Kontext und frühere Angriffe auf Zimbra-Software

ZCS ist eine beliebte E-Mail- und Collaboration-Suite, die weltweit von Hunderten Millionen Organisationen und Personen genutzt wird, darunter Hunderte von Regierungsbehörden und Tausende von Unternehmen.

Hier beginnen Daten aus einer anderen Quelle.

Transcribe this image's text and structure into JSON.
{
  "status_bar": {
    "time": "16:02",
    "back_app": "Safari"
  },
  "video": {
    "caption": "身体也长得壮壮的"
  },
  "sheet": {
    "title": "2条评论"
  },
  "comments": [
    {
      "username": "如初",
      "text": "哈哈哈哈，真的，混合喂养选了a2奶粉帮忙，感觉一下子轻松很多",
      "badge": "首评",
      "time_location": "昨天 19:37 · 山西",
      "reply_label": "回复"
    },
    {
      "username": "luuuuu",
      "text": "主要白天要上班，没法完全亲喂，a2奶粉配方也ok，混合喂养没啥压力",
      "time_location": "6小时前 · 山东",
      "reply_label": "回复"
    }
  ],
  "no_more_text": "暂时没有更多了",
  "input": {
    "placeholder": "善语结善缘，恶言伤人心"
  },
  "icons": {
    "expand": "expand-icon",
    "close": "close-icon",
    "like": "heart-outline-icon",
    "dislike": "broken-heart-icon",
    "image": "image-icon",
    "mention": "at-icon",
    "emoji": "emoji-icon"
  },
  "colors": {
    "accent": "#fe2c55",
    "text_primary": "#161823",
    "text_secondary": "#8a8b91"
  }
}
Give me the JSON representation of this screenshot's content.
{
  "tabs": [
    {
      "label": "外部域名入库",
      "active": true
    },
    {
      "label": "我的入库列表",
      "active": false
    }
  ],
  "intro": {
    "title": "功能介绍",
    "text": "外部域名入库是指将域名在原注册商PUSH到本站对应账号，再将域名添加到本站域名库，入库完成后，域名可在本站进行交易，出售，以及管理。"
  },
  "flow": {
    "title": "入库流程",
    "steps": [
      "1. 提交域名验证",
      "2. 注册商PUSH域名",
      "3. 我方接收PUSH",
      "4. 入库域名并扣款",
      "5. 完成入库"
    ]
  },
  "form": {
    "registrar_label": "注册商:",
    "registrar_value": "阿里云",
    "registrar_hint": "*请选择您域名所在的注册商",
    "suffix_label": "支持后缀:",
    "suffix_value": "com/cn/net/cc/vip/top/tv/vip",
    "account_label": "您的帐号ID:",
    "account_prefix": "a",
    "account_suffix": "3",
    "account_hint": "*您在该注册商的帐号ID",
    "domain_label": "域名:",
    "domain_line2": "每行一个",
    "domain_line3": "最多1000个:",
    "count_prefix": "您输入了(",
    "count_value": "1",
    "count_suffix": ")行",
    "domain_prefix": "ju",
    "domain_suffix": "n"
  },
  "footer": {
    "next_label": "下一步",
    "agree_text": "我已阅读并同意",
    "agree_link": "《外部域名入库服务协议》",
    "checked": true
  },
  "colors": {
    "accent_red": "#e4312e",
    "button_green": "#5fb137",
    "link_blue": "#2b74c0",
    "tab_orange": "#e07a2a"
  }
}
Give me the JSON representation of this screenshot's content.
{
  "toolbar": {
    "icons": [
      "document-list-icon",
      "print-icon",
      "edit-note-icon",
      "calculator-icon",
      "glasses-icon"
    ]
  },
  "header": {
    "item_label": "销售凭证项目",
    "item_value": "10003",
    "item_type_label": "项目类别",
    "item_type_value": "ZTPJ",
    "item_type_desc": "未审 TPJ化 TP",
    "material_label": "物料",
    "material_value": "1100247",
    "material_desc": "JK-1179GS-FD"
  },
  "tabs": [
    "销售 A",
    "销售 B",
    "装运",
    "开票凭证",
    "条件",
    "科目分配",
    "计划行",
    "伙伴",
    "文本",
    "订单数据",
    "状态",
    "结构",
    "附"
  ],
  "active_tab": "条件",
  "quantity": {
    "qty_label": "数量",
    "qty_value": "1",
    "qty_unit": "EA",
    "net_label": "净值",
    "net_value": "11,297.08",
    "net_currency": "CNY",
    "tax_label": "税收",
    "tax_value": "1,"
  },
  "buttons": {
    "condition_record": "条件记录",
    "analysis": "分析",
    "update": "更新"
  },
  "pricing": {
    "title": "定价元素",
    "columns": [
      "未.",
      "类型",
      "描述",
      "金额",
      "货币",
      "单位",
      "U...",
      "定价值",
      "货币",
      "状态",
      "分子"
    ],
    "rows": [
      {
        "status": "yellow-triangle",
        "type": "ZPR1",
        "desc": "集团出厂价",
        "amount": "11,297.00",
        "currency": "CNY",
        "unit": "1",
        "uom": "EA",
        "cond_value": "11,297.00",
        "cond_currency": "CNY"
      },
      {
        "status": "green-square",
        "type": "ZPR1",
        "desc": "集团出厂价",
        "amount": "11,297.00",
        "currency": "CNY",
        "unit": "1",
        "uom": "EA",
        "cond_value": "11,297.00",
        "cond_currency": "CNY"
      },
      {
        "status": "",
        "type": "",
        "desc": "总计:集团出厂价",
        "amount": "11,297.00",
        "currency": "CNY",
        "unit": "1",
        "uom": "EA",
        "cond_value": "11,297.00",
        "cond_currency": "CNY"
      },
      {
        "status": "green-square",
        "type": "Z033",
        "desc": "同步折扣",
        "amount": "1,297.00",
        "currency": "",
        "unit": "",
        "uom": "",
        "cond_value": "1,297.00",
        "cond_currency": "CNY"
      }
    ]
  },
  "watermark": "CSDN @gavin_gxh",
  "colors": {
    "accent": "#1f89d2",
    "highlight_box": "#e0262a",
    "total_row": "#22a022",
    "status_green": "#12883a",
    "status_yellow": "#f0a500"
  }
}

Zimbra-Sicherheitsprobleme werden in freier Wildbahn häufig ins Visier genommen und wurden in den letzten Jahren verwendet, um sensible Daten von anfälligen E-Mail-Servern zu stehlen.

Zu den jüngsten Vorfällen gehört eine Offenlegung von Seqrite Labs-Forschern im März, wonach APT28, eine staatsnahe Bedrohungsgruppe mit Verbindungen zum russischen Militärgeheimdienst, eine Stored Cross-Site-Scripting-Schwachstelle (XSS) bei Angriffen auf ukrainische Regierungs-ZCS-Server ausnutzte. Im Oktober 2024 warnten US-amerikanische und britische Cyber-Behörden, dass APT29-Hacker (auch bekannt als Midnight Blizzard und Cozy Bear sowie mit dem russischen Auslandsgeheimdienst SWR verbunden) Zimbra-Server über eine Schwachstelle ins Visier nahmen, die zuvor zum Diebstahl von E-Mail-Zugangsdaten ausgenutzt worden war. Auch russische Cyber-Spione von Winter Vivern haben eine Reflected Cross-Site-Scripting-Schwachstelle (XSS) missbraucht, um E-Mails von NATO-nahen Personen und Organisationen über Zimbra-Webmail-Portale zu stehlen.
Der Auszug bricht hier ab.